Well, not really, use clean pan or griddle. So it basicaly just heats up on the surface of the pan. As somebody sugested you can use oven. Kind of the same thing.


----------



## jabbur (Sep 27, 2011)

I got this recipe from a lady at my church where I grew up.  Her family own a fruit farm and this is how she made hers.  IMHO there is no better way to make pumpkin seeds.

Nancy Patterson's Pumpkin Seeds

1 tsp Worcestershire sauce
1 1/2 Tbs melted butter
Salt (just a sprinkle or two)

Mix ingredients together and pour over unwashed seeds
Stir to coat well
Spread in single layer on baking sheet (I use a half sheet pan with the sides)
Bake 250°F for 1 hour.


----------



## jusnikki (Sep 27, 2011)

Ok, Maybe I had my temp to high when I did last. But this has got me wanting some seeds soooo bad, lol. And that pesto made with pumpkin seeds sounds great.
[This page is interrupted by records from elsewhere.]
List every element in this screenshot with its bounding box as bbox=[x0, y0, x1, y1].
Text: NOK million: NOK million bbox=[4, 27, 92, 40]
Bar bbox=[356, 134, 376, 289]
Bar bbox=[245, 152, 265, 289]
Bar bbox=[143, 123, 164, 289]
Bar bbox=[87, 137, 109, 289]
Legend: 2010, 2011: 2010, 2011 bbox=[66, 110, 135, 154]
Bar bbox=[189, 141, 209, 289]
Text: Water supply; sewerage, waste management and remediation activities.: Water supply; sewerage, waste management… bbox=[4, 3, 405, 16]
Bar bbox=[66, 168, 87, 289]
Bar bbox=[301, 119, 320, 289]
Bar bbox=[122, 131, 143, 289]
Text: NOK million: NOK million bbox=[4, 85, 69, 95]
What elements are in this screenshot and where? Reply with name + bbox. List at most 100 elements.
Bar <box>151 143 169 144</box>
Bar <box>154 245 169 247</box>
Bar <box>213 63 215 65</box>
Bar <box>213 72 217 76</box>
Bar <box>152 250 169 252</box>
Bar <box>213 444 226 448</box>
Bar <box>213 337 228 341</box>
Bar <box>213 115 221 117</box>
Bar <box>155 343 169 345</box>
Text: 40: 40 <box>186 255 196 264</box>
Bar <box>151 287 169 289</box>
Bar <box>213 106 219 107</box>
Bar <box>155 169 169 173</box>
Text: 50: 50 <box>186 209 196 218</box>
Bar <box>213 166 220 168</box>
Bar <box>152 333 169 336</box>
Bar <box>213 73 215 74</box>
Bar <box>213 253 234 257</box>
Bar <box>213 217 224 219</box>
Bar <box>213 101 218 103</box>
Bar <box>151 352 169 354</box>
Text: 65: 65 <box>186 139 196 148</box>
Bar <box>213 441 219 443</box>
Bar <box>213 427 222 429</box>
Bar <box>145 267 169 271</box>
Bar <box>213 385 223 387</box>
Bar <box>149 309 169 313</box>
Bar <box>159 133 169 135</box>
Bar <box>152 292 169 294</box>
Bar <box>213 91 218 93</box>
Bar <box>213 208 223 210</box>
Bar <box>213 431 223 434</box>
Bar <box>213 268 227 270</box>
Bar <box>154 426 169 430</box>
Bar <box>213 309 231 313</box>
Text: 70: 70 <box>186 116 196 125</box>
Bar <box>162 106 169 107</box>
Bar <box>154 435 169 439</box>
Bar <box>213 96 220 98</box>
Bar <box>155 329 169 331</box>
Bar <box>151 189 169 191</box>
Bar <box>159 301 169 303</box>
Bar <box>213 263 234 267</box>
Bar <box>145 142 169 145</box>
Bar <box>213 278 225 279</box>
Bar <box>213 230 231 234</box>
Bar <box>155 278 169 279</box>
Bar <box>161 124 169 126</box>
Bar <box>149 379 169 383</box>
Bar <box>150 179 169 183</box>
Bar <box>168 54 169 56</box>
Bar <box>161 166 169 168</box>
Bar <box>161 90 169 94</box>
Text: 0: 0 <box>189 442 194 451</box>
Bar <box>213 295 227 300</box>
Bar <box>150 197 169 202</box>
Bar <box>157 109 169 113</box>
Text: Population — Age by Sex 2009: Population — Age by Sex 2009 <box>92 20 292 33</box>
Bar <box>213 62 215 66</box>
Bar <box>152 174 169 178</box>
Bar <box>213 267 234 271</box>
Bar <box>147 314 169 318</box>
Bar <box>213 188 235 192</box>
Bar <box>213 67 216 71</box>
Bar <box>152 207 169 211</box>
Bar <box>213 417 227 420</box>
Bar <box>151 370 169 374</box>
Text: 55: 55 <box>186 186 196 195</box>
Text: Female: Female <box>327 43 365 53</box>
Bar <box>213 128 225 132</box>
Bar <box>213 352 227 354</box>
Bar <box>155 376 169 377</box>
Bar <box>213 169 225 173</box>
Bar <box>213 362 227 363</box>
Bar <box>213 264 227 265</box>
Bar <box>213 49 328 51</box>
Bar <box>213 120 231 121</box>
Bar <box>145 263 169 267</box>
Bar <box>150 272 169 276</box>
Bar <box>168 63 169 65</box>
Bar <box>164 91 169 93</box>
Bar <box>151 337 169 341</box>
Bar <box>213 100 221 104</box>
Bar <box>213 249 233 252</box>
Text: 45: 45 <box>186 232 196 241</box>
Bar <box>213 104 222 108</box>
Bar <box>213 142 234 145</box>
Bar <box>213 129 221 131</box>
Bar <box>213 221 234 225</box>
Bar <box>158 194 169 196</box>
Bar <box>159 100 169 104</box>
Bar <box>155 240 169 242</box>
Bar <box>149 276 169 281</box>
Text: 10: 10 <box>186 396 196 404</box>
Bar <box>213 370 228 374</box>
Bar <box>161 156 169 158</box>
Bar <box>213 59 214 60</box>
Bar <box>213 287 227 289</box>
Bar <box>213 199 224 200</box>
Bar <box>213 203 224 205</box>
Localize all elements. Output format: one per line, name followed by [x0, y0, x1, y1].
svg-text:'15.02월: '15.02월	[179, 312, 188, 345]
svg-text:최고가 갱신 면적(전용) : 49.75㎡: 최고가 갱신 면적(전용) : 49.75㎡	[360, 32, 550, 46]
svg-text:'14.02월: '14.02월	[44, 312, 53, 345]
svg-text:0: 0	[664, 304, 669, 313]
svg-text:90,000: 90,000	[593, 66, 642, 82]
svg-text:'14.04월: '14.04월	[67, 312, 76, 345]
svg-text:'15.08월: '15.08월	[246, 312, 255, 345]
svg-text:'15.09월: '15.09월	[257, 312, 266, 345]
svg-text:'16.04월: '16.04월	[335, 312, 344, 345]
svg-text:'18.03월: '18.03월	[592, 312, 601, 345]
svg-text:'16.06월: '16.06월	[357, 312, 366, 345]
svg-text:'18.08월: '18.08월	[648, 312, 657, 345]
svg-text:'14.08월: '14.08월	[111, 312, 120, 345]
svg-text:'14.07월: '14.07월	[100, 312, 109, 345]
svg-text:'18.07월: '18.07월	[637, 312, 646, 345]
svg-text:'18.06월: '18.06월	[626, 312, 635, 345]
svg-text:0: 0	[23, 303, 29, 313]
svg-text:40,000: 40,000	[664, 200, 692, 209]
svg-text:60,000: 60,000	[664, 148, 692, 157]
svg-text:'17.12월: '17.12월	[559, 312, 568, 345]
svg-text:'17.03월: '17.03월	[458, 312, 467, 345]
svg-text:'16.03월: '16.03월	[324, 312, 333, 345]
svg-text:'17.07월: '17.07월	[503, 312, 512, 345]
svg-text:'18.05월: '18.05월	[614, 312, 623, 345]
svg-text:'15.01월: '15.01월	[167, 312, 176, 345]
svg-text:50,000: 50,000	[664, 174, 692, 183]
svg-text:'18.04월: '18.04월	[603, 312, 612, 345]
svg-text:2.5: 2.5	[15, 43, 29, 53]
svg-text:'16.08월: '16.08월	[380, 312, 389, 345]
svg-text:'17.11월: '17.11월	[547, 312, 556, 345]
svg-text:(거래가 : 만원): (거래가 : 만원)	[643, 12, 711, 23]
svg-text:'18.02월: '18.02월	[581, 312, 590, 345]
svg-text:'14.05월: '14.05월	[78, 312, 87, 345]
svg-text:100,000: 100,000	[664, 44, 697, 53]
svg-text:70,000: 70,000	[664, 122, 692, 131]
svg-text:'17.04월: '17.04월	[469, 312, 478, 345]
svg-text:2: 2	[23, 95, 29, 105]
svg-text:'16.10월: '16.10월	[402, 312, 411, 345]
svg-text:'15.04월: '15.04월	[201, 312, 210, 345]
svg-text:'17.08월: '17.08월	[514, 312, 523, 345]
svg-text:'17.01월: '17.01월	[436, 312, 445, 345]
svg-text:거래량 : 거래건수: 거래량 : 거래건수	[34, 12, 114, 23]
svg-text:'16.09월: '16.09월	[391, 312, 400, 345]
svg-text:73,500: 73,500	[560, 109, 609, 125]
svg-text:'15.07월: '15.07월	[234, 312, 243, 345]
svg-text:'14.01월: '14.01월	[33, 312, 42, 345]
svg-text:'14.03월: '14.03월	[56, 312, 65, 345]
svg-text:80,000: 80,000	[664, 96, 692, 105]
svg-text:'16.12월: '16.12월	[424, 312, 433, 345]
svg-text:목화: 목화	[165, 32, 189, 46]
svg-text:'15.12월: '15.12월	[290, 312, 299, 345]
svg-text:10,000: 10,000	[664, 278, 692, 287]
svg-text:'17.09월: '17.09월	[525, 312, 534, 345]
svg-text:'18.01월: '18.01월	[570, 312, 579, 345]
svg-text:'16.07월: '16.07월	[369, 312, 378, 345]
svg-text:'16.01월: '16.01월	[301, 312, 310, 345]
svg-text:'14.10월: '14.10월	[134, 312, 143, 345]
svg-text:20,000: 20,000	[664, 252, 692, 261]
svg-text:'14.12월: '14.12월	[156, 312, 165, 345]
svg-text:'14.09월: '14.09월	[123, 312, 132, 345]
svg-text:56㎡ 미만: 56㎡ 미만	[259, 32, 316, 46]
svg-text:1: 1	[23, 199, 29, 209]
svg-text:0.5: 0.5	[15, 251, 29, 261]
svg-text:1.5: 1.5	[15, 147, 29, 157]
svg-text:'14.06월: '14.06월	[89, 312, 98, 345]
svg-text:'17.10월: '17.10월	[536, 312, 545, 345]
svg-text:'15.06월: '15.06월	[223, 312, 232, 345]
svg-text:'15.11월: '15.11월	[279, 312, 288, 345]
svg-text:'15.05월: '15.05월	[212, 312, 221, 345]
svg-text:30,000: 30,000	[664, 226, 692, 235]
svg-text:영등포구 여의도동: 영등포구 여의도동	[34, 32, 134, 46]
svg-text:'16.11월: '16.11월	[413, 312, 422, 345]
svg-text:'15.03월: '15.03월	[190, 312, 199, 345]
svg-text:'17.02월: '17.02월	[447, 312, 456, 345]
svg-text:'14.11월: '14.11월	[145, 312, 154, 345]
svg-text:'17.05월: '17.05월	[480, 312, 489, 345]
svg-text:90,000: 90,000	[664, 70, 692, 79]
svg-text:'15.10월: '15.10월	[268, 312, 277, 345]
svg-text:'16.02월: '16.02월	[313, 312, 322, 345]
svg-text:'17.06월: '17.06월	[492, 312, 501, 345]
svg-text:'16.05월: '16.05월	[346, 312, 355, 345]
But I have to say worcestershire sauce and butter.......sounds reeeeally good on some punkin' seeds!


----------



## jusnikki (Sep 27, 2011)

Thank yall. This IS the best site!!!!


----------



## larry_stewart (Sep 28, 2011)

Straight from the fall edition of Food Network Magazine ( which I got in the mail yesterday)

preheat oven to 300 F
Scrape seeds into bowl
Separate seeds from pulp, rinse in colander, shake dry
Spread seeds in single layer on oiled baking sheet
Roast 30 minutes to dry them out 
Toss seeds with olive oil, salt and SPICES ( see below)
Return to oven and bake another 20 minutes until golden brown ( dont burn them)

**My input here is to keep a close eye so they dont burn.
**Also, I usually use a spatula and scrape them around a few times to make sure they aren't stuck to the bottom, and cook more efficiently.

Spice mixture's as provided by Food Network Magazine ( pg 153 Fall edition)

*Sweet*----Toss with sinnamon and sugar ( no salt)
*Indian*----Toss with Garam massala; Mix with currants after roasting
*Spanish*--Toss with smoked paprika; Mix with almonds after roasting
*Italian*----Toss with grated parmesan and dried oregano
*Barbecue*-Toss with brown sugar, chipolte chile powder and ground cumin

Hope this helps

larry


----------



## CWS4322 (Sep 28, 2011)

Did they recommend removing the "hulls" first? And if so, any tips to make it less tedious?


----------



## Claire (Sep 28, 2011)

Some of us have a sort of ... obsession? ... with using as much as possible with the food we have.  I'm not sure how good this is!  I gave up on pumpkins after my first few years living here.


----------



## larry_stewart (Sep 28, 2011)

CWS4322 said:


> Did they recommend removing the "hulls" first? And if so, any tips to make it less tedious?



No mention of removing the hulls.

larry


----------



## Alix (Sep 28, 2011)

I eat the hulls. Mmmm. I don't rinse mine, just toss them on a cookie sheet and sprinkle with salt. Toast on low for a couple hours and they are good to go. My family fight over them.


----------



## jusnikki (Sep 28, 2011)

Never knew the hull could be removed but that's probably the best part..


----------



## Alix (Sep 29, 2011)

jusnikki said:


> Never knew the hull could be removed but that's probably the best part..



Its what has all the flavor after roasting.


----------